Onlara benzetmelerle konuşmamın nedeni budur. Çünkü, 'Gördükleri halde görmezler, duydukları halde duymaz ve anlamazlar.' "Böylece Yeşaya'nın peygamberlik sözü onlar için gerçekleşmiş oldu: 'Duyacak duyacak, ama hiç anlamayacaksınız, bakacak bakacak, ama hiç görmeyeceksiniz! Çünkü bu halkın yüreği duygusuzlaştı, kulakları ağırlaştı. Gözlerini kapadılar. Öyle ki, gözleri görmesin, kulakları duymasın, yürekleri anlamasın ve Bana dönmesinler. Dönselerdi, onları iyileştirirdim.' (Matta, 13:13-15)Benzer örnekleri Tevrat'tan da vermek mümkündür:

Ey sağırlar, işitin, ey körler, bakın da görün!... Pek çok şey gördünüz, ama aldırmıyorsunuz, kulaklarınız açık, ama işitmiyorsunuz. (Yeşaya, 42:18, 20)
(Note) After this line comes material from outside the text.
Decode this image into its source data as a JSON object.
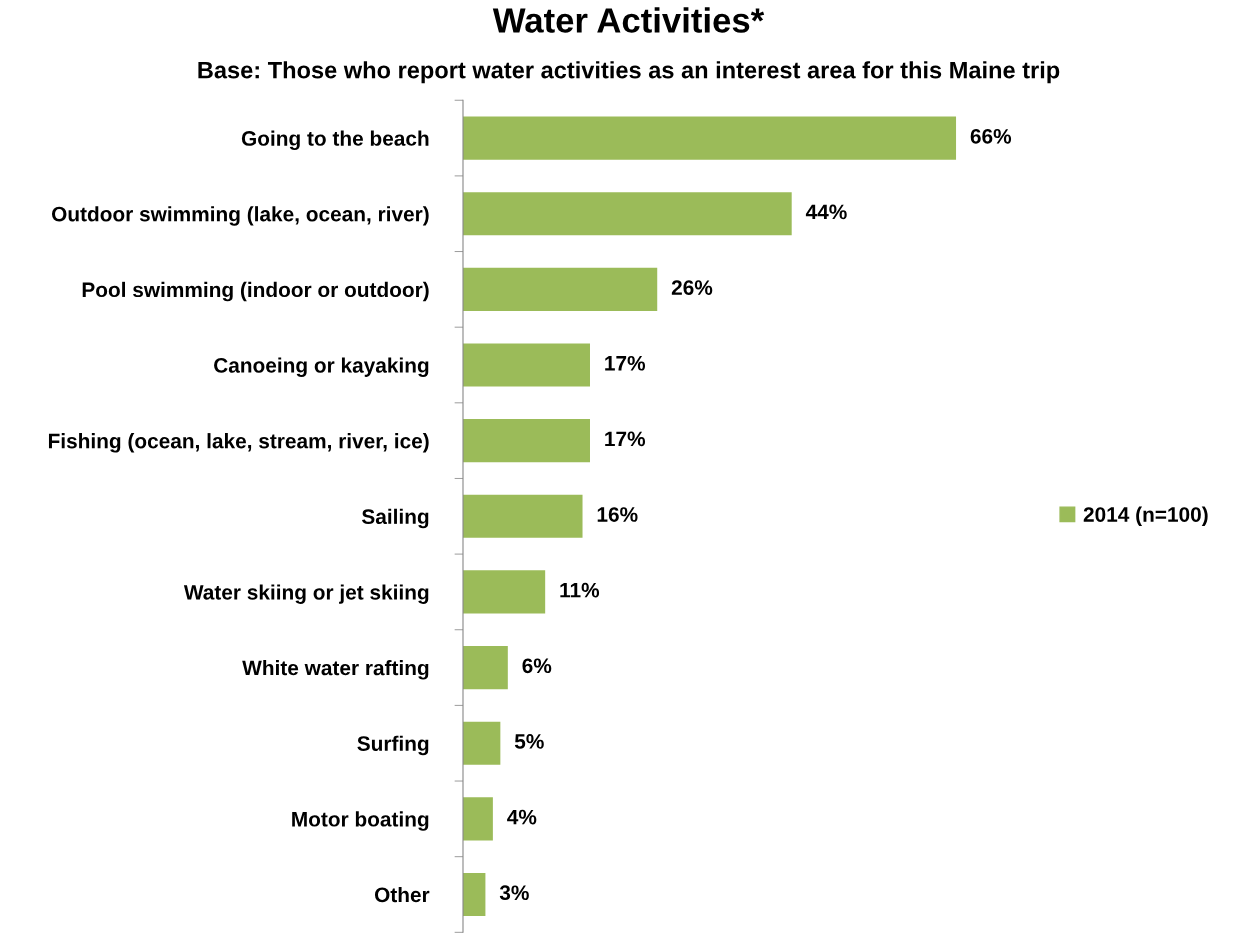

Rab bana şöyle seslendi: "İnsanoğlu, asi bir halkın arasında yaşıyorsun. Gözleri varken görmüyor, kulakları varken işitmiyorlar. Çünkü bu halk asidir." (Hezekiel, 12:1-3)Kuran'da bu benzetme şöyle yer almaktadır:

Öyleyse sağır olanlara sen mi dinleteceksin veya kör olan ve açıkça bir sapıklık içinde bulunanı hidayete erdireceksin? (Zuhruf Suresi, 40)Sağırdırlar, dilsizdirler, kördürler. Bundan dolayı dönmezler. (Bakara Suresi, 18)
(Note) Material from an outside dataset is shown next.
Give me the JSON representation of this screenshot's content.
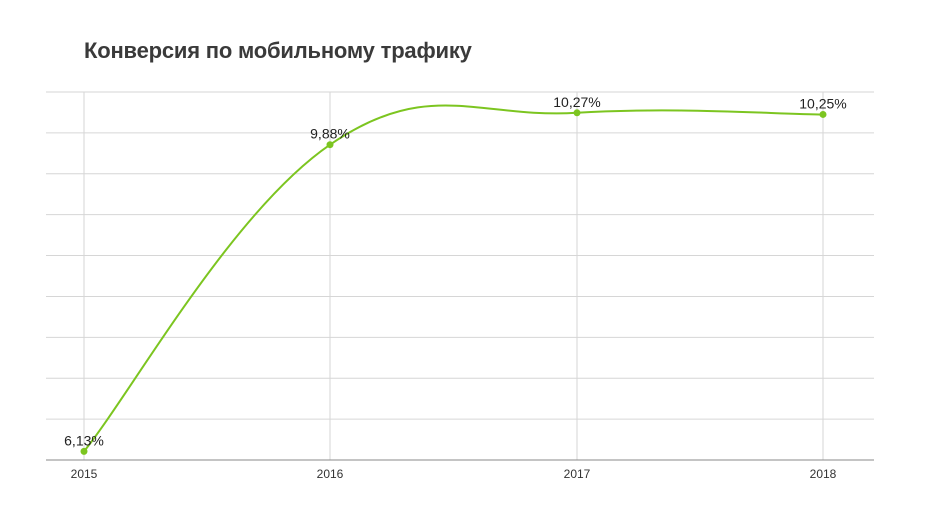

Kuran, İncil ve Tevrat'taki bu ifadelerde bahsedilen elbette fiziksel bir körlük veya fiziksel bir sağırlık değildir. Burada manevi körlük, manevi sağırlık ve manevi dilsizlik vurgulanmaktadır. Bu sözlerde bahsedilen insanlar, Allah'ın varlığının bütün delilleri kendi gözlerinin önüne serildiği ve bu deliller sürekli karşılarında olduğu halde bunu göremeyen, Allah'ı takdir edemeyen insanlardır. Manevi körlük ve sağırlığa ulaşmış bu insanları Allah lanetlemektedir.Eğer buradaki anlam klasik anlamda körlük veya sağırlık şeklinde alınırsa, elbette bu oldukça yanlış yorumları beraberinde getirecektir. Bu yanlış yorumlardan kaçınabilmek için, batıni tefsir yapabilmenin önemi büyüktür. Çünkü Allah, bu derin anlamlarla insanlara çok büyük ve önemli mesajlar vermekte, onları doğru yola ulaştıracak sırlar gizlemektedir.